# BBQ joints in Charleston and Savanah?



## backyardbbq (Oct 1, 2011)

I'll be in Charleston,SC and Savannah, GA in November and was wondering what joints I needed to pull a chair up to. Any suggestions?


----------



## Christopher1 (Oct 9, 2011)

I went to a little place outside Savannah on the way to Tybee Island called Wiley's Championship BBQ. I thought it was quite good.

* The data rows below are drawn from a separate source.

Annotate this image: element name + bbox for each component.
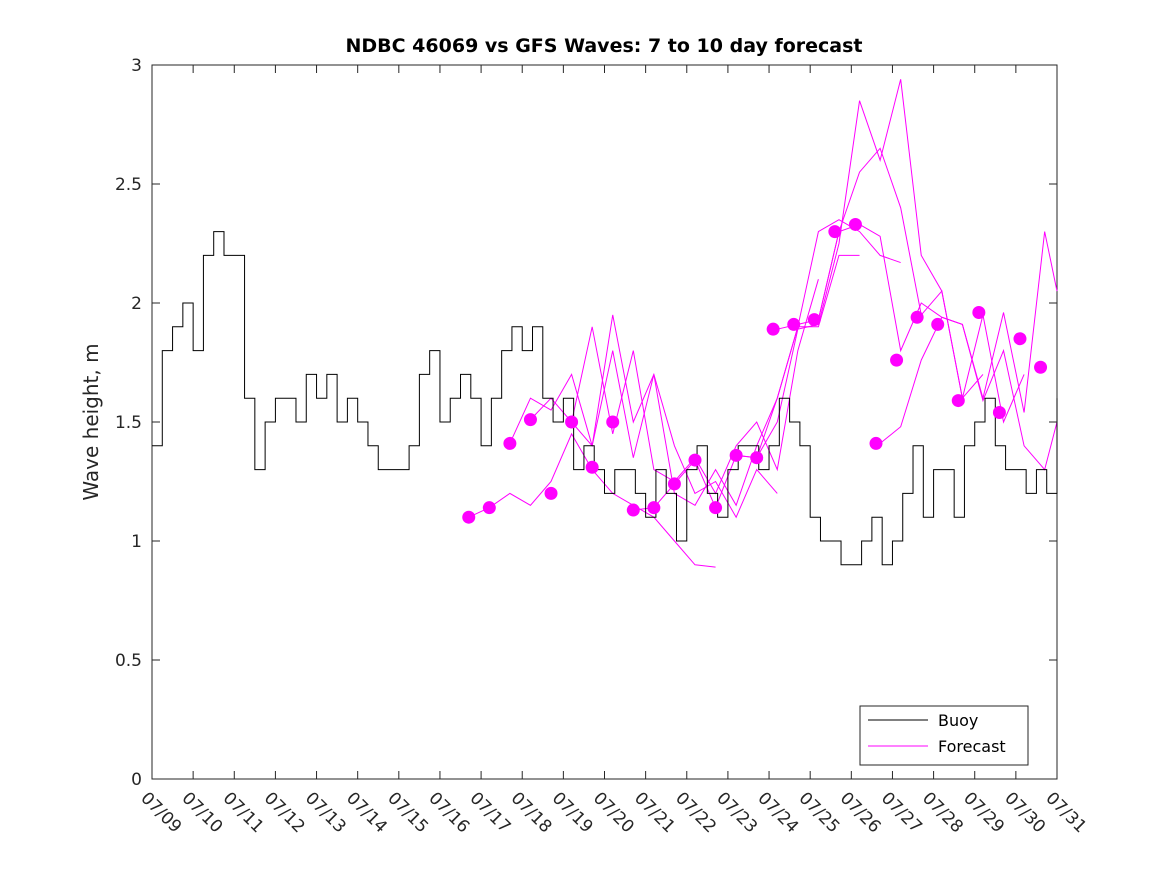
- forecast-dot: [523, 413, 537, 427]
- forecast-dot: [787, 317, 801, 331]
- forecast-dot: [482, 501, 496, 515]
- forecast-line-9: [879, 316, 1058, 471]
- buoy-line: [152, 231, 1058, 566]
- buoy-layer: [152, 231, 1058, 566]
- y-tick-label: 0: [131, 770, 142, 790]
- y-tick-label: 1.5: [115, 413, 142, 433]
- forecast-dot: [667, 477, 681, 491]
- forecast-dot: [766, 322, 780, 336]
- forecast-dot: [729, 448, 743, 462]
- forecast-dot: [869, 436, 883, 450]
- forecast-dot: [828, 225, 842, 239]
- y-tick-label: 0.5: [115, 651, 142, 671]
- y-tick-label: 3: [131, 56, 142, 76]
- forecast-dot: [807, 313, 821, 327]
- forecast-dot: [606, 415, 620, 429]
- forecast-dot: [626, 503, 640, 517]
- y-axis: 0 0.5 1 1.5 2 2.5 3: [115, 56, 1057, 790]
- plot-area: [151, 64, 1058, 780]
- forecast-dot: [462, 510, 476, 524]
- forecast-dot: [544, 486, 558, 500]
- forecast-dot: [585, 460, 599, 474]
- forecast-dot: [1013, 332, 1027, 346]
- forecast-dot: [931, 317, 945, 331]
- y-tick-label: 2.5: [115, 175, 142, 195]
- legend-forecast-label: Forecast: [938, 737, 1006, 756]
- forecast-dot: [992, 405, 1006, 419]
- forecast-dot: [910, 310, 924, 324]
- y-tick-label: 2: [131, 294, 142, 314]
- y-tick-label: 1: [131, 532, 142, 552]
- forecast-dot: [972, 306, 986, 320]
- forecast-line-2: [509, 314, 778, 519]
- forecast-dot: [890, 353, 904, 367]
- forecast-dots-layer: [462, 217, 1048, 524]
- legend: Buoy Forecast: [859, 705, 1029, 766]
- forecast-dot: [565, 415, 579, 429]
- forecast-dot: [709, 501, 723, 515]
- legend-buoy-label: Buoy: [938, 711, 978, 730]
- legend-box: [859, 705, 1029, 766]
- chart-title: NDBC 46069 vs GFS Waves: 7 to 10 day for…: [345, 35, 862, 57]
- forecast-dot: [848, 217, 862, 231]
- forecast-dot: [1034, 360, 1048, 374]
- forecast-dot: [503, 436, 517, 450]
- forecast-dot: [750, 451, 764, 465]
- forecast-dot: [688, 453, 702, 467]
- forecast-dot: [951, 394, 965, 408]
- y-axis-label: Wave height, m: [79, 343, 103, 500]
- forecast-dot: [647, 501, 661, 515]
- forecast-line-4: [571, 254, 860, 507]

http://www.wileyschampionshipbbq.com/


----------



## backyardbbq (Oct 10, 2011)

Thank you! I'll be sure to make a stop by and give it a try.


----------



## bigwheel (Oct 10, 2011)

Well this is pretty odd in that good storebought bbq cant even be found where there should be some..let alone some godforsaken places mentioned. I would try the seafood. Aint them places close to the Ocean? I'm pretty sure Nick would get the crabs down there.


----------



## backyardbbq (Oct 11, 2011)

I'm planning on hitting up a few seafood shacks, but I would like to try some BBQ from the south.


----------



## backyardbbq (Oct 11, 2011)

Now if some one were to be in the area and wanted to exchange some rubs and sauces, I imagine both parties could cook up some great regional BBQ in their own back yards.


----------



## Goober (Oct 11, 2011)

Yes no doubt if they got some decent rubs and sauces these hypothetical folks could turn out some good bbq in the back yard..if they know shit from shineola about how to cook stuff etc.


----------